Die Vereidigung
Artikel in der “Sonntagszeitung” vom 14. Dezember 2003
Christoph Mörgeli über einen emporgestreckten Arm, der ein Gefühl der Erschütterung auslöste
Das vergangene Jahrhundert hat die alten Rituale mit Gründlichkeit aus dem öffentlichen Leben verbannt. Das ist nicht weiter bedauernswert. Umso mehr erscheint die Vereidigung der Bundesräte wie ein Relikt, das bei den allgemeinen Aufräumarbeiten vergessen ging.
Als er dann so dastand, mit dem emporgereckten Arm, die Finger zum Schwur geformt, überkam mich trotzdem ein Gefühl der Erschütterung. Gewiss, eine Restgenugtuung wegen der geglückten Wahl wird überdauern, aber wirklich in der Tiefe meiner Seele traf mich der Moment der Vereidigung. Christoph Blocher ist angekommen. Damit ist nicht gemeint, dass ihn das nackte, hohle Amt des Bundesrats allein je gereizt hätte. Doch die Wahl ist verbunden mit der neuen Möglichkeit, jene Qualitäten nun für das Land einzubringen, die ihn schon lange auszeichnen.
Das Gesicht dominiert ein Ausdruck der Besorgtheit
Christoph Blocher ist ein Verantwortungsethiker. Einer, der für die (voraussehbaren) Folgen seines Handelns aufzukommen bereit ist. Wer in aller Ruhe das Bild der Vereidigung betrachtet, sieht die Willensstärke des Mannes. Und doch dominiert das Gesicht ein Ausdruck der Besorgtheit. Es war schon immer die Mischung aus Leidenschaft und Verantwortung, die Christoph Blocher angetrieben hat.

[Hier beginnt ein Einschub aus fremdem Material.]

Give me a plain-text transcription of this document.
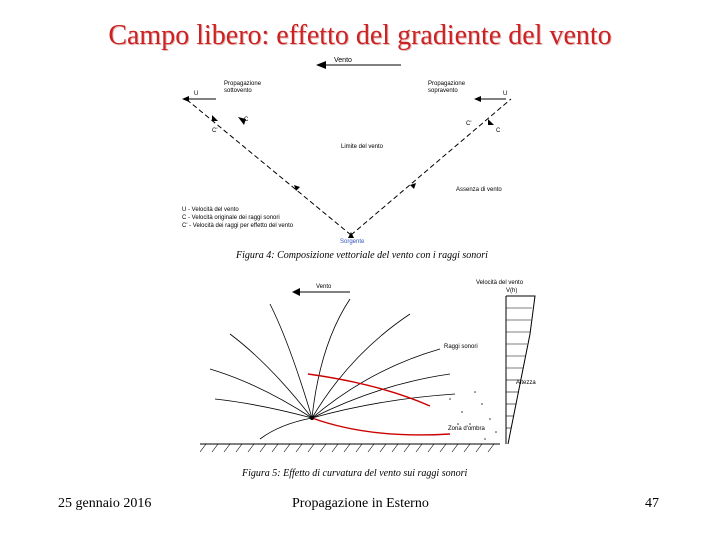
Campo libero: effetto del gradiente del vento
Vento
U	U
Propagazione
sottovento
Propagazione
sopravento
C
C'
C'
C
Limite del vento
Assenza di vento
U - Velocità del vento
C - Velocità originale dei raggi sonori
C' - Velocità dei raggi per effetto del vento
Sorgente
Figura 4: Composizione vettoriale del vento con i raggi sonori
Vento
Velocità del vento
V(h)
Altezza
Raggi sonori
Zona d'ombra
Figura 5: Effetto di curvatura del vento sui raggi sonori
25 gennaio 2016	Propagazione in Esterno	47
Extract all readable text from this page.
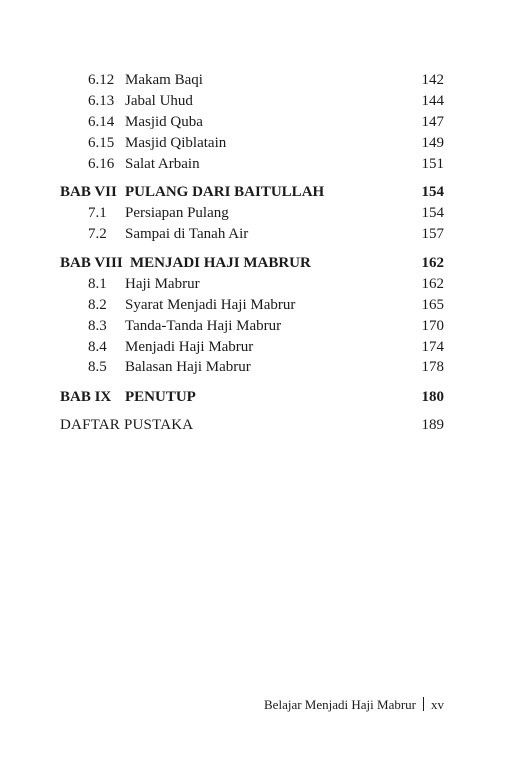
6.12 Makam Baqi	142
6.13 Jabal Uhud	144
6.14 Masjid Quba	147
6.15 Masjid Qiblatain	149
6.16 Salat Arbain	151
BAB VII PULANG DARI BAITULLAH	154
7.1 Persiapan Pulang	154
7.2 Sampai di Tanah Air	157
BAB VIII MENJADI HAJI MABRUR	162
8.1 Haji Mabrur	162
8.2 Syarat Menjadi Haji Mabrur	165
8.3 Tanda-Tanda Haji Mabrur	170
8.4 Menjadi Haji Mabrur	174
8.5 Balasan Haji Mabrur	178
BAB IX PENUTUP	180
DAFTAR PUSTAKA	189
Belajar Menjadi Haji Mabrur xv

Deshalb ist für ihn die Wahl zum Bundesrat auch nicht das ersehnte Ziel, wo man glücklich, aber ebenso erschöpft zur Ruhe kommt. Vielmehr eröffnet sich ihm ein weites Feld von Aufgaben, und es ist ihm gegeben, Aufgaben zu erkennen. Das ist schon viel. Ihn nun in die Rolle eines Heilsbringers drängen zu wollen, wäre völlig falsch und entspräche auch nicht seinem eigenen Menschenbild.
Ein solcher Satz mag auf den ersten Blick erschrecken
“Ich habe den Menschen gern, in seinen Stärken und Schwächen”, sagte Blocher unmittelbar nach den Parlamentswahlen vom 19. Oktober gegenüber der “Weltwoche”. “Deshalb misstraue ich allen, auch mir selber.” Ein solcher Satz mag auf den ersten Blick erschrecken. Aber letztlich entlastet er uns alle, auch ihn selber. Wer sich in Frage stellt, wird nicht Opfer einer blinden Selbstüberschätzung. Wer den Menschen trotz seiner Defekte mag, überfordert ihn nicht. Was darf man dafür von Blochers Gegnern erwarten? Wenigstens die Bereitschaft, ihm eine Chance zuzugestehen.
Wie es ihn in die Politik verschlagen habe und was ihm Erfolge bedeuten, beschrieb Christoph Blocher so: “Es begann bei mir mit den Sachfragen. Daraus ergab sich alles andere pragmatisch. Ich sehe den Erfolg gar nicht. Ich sehe nur, was man mit dieser Partei noch alles machen, was man mit meiner Firma noch alles unternehmen muss. Ich sehe Chancen, Möglichkeiten, Gefahren.”
Nun tut er das auch im Bundesrat. Ich freue mich darüber.